「…分かった。この人魚は海に返そう」
男の人がそう言って、妖精の両腕を縄で縛りあげました。
「皆、その人魚の網を取ってやってくれ」
その言葉を聞くなり、周りのにんげんたちはラティーナから網を取り除きます。
自由になったラティーナは、砂浜の上を這うように妖精の元へと向かいました。
「そんな…なんてこと…私のせいでごめんなさい…!」
なげくラティーナに、妖精が微笑みかけます。
「人魚の子。優しい心を持ったキミこそ、生きるべきさ。

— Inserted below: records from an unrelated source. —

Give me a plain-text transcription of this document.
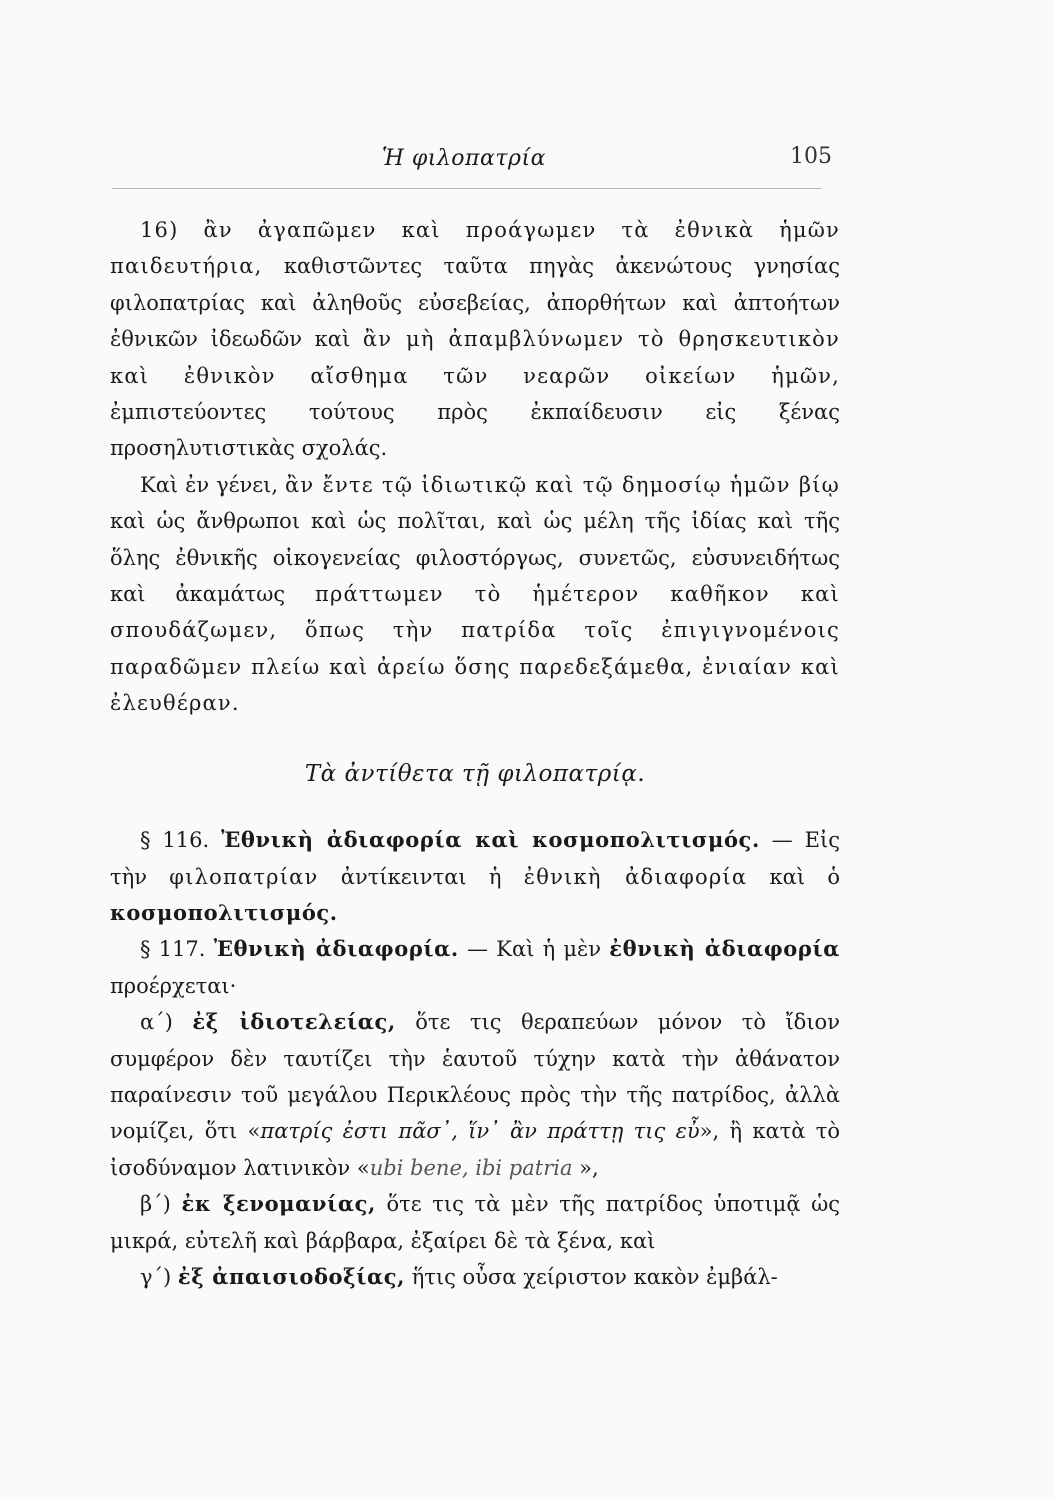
Ἡ φιλοπατρία	105

16) ἂν ἀγαπῶμεν καὶ προάγωμεν τὰ ἐθνικὰ ἡμῶν παιδευτήρια, καθιστῶντες ταῦτα πηγὰς ἀκενώτους γνησίας φιλοπατρίας καὶ ἀληθοῦς εὐσεβείας, ἀπορθήτων καὶ ἀπτοήτων ἐθνικῶν ἰδεωδῶν καὶ ἂν μὴ ἀπαμβλύνωμεν τὸ θρησκευτικὸν καὶ ἐθνικὸν αἴσθημα τῶν νεαρῶν οἰκείων ἡμῶν, ἐμπιστεύοντες τούτους πρὸς ἐκπαίδευσιν εἰς ξένας προσηλυτιστικὰς σχολάς.

Καὶ ἐν γένει, ἂν ἔντε τῷ ἰδιωτικῷ καὶ τῷ δημοσίῳ ἡμῶν βίῳ καὶ ὡς ἄνθρωποι καὶ ὡς πολῖται, καὶ ὡς μέλη τῆς ἰδίας καὶ τῆς ὅλης ἐθνικῆς οἰκογενείας φιλοστόργως, συνετῶς, εὐσυνειδήτως καὶ ἀκαμάτως πράττωμεν τὸ ἡμέτερον καθῆκον καὶ σπουδάζωμεν, ὅπως τὴν πατρίδα τοῖς ἐπιγιγνομένοις παραδῶμεν πλείω καὶ ἀρείω ὅσης παρεδεξάμεθα, ἐνιαίαν καὶ ἐλευθέραν.

Τὰ ἀντίθετα τῇ φιλοπατρίᾳ.

§ 116. Ἐθνικὴ ἀδιαφορία καὶ κοσμοπολιτισμός. — Εἰς τὴν φιλοπατρίαν ἀντίκεινται ἡ ἐθνικὴ ἀδιαφορία καὶ ὁ κοσμοπολιτισμός.

§ 117. Ἐθνικὴ ἀδιαφορία. — Καὶ ἡ μὲν ἐθνικὴ ἀδιαφορία προέρχεται·

α΄) ἐξ ἰδιοτελείας, ὅτε τις θεραπεύων μόνον τὸ ἴδιον συμφέρον δὲν ταυτίζει τὴν ἑαυτοῦ τύχην κατὰ τὴν ἀθάνατον παραίνεσιν τοῦ μεγάλου Περικλέους πρὸς τὴν τῆς πατρίδος, ἀλλὰ νομίζει, ὅτι «πατρίς ἐστι πᾶσ᾽, ἵν᾽ ἂν πράττῃ τις εὖ», ἢ κατὰ τὸ ἰσοδύναμον λατινικὸν «ubi bene, ibi patria »,

β΄) ἐκ ξενομανίας, ὅτε τις τὰ μὲν τῆς πατρίδος ὑποτιμᾷ ὡς μικρά, εὐτελῆ καὶ βάρβαρα, ἐξαίρει δὲ τὰ ξένα, καὶ

γ΄) ἐξ ἀπαισιοδοξίας, ἥτις οὖσα χείριστον κακὸν ἐμβάλ-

だから、泣かないでおくれ。これは僕が決めたことなんだから」
妖精の瞳は優しく細められ、ラティーナの目からはますます涙が溢れて出てきました。
「…さあ、もうお行き。そして二度とこの島へ…人間のいる場所へは、来ちゃいけないよ」
その言葉を最後に、妖精はにんげんたちに連れていかれました。
去り際、男の人は泣き続けるラティーナに謝罪の言葉をこぼします。
「…すまない。俺たちにも暮らしがあるんだ…残酷なことをする俺たち人間を、どうか恨んでおくれ」
去って行くその背を見届けることなく、ラティーナは海へと飛び込みました。